世界経済評論IMPACT(世界経済評論インパクト)
日本経済は景気後退入りの模様
(元野村アセットマネジメント チーフストラテジスト)
2025.05.26
輸出減から企業利益・設備投資減へ
5月16日発表の日本の1-3月期実質GDPは,前期比年率換算−0.7%と,2024年1-3月期以来のマイナス成長となりました。財・サービス輸出が実質ベースで同−2.3%と減少した一方,輸入が前期の減少の反動で同+12.1%と大きく増えたことが,影響しました。

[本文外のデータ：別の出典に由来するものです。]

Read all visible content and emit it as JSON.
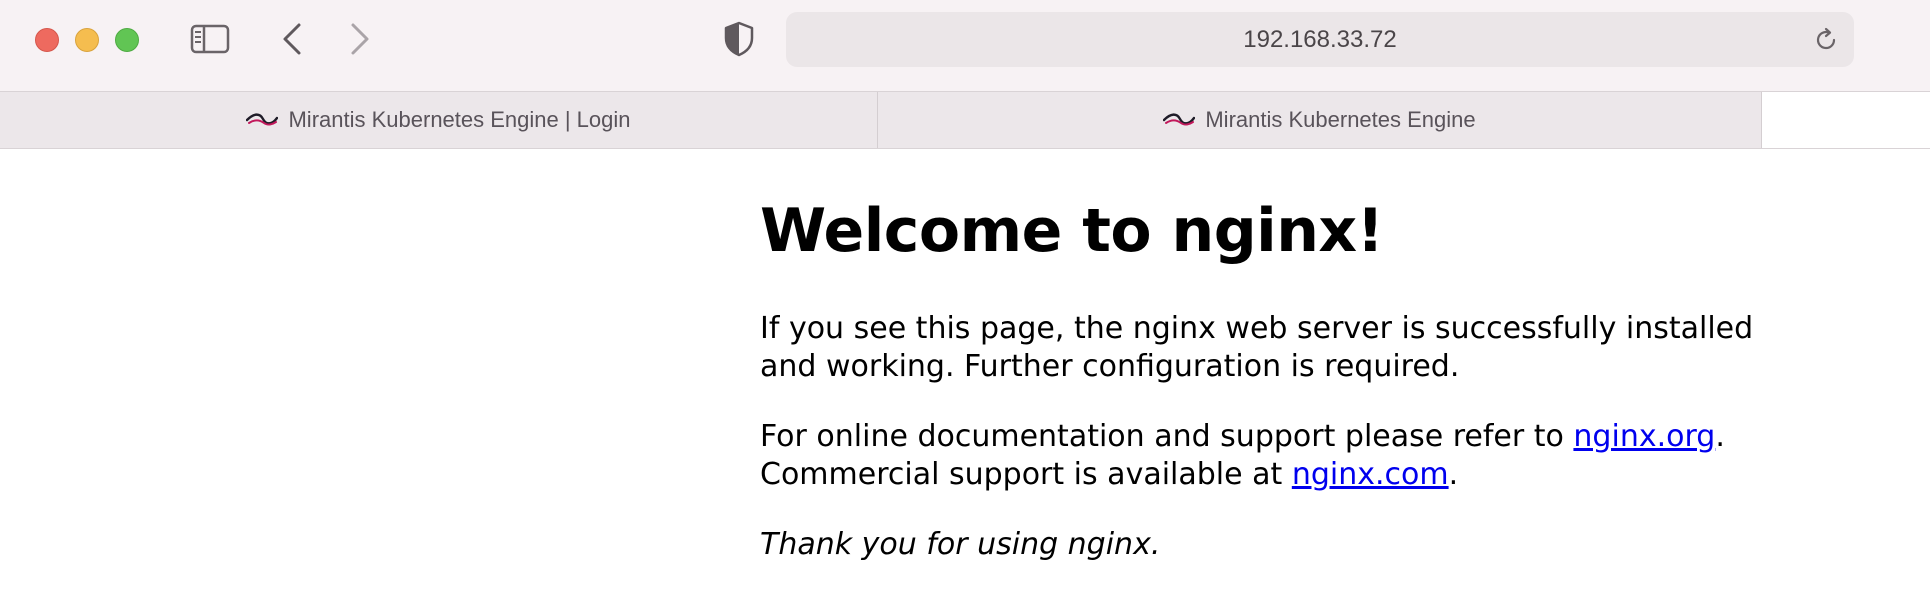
{
  "browser": {
    "url": "192.168.33.72",
    "tabs": [
      {
        "label": "Mirantis Kubernetes Engine | Login"
      },
      {
        "label": "Mirantis Kubernetes Engine"
      }
    ],
    "colors": {
      "close": "#ee6a5f",
      "minimize": "#f5bd4f",
      "zoom": "#61c554",
      "toolbar": "#f7f2f4",
      "link": "#0000ee"
    }
  },
  "page": {
    "heading": "Welcome to nginx!",
    "para1": "If you see this page, the nginx web server is successfully installed and working. Further configuration is required.",
    "para2_before": "For online documentation and support please refer to ",
    "link_org": "nginx.org",
    "para2_mid": ".",
    "para2_line2": "Commercial support is available at ",
    "link_com": "nginx.com",
    "para2_end": ".",
    "thanks": "Thank you for using nginx."
  }
}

輸出は,トランプ関税の影響で今後一段と減少するでしょう。輸出のGDP比と非金融企業経常利益のGDP比の2000年1-3月期以降の相関係数は0.905と非常に高く,輸出減少に伴う企業利益の減少が予想されます。さらに,企業利益の減少は,設備投資の減少を招きそうです。
停滞が続く実質家計最終消費支出
1-3月期には実質家計消費支出は前期比年率換算+0.1%と,前期の同+0.2%に続いて低い伸びに留まりました。実質家計最終消費支出は,コロナ禍からの回復後,物価上昇を受けて2023年4-6月期から4四半期連続で減少した後,賃金上昇や所得税減税により,2024年4-6月期,7-9月期には年率+3%前後の堅調な伸びとなりました。しかし,減税効果が薄れた上,消費者物価インフレ率が再上昇したことで,足元で勢いを失っています。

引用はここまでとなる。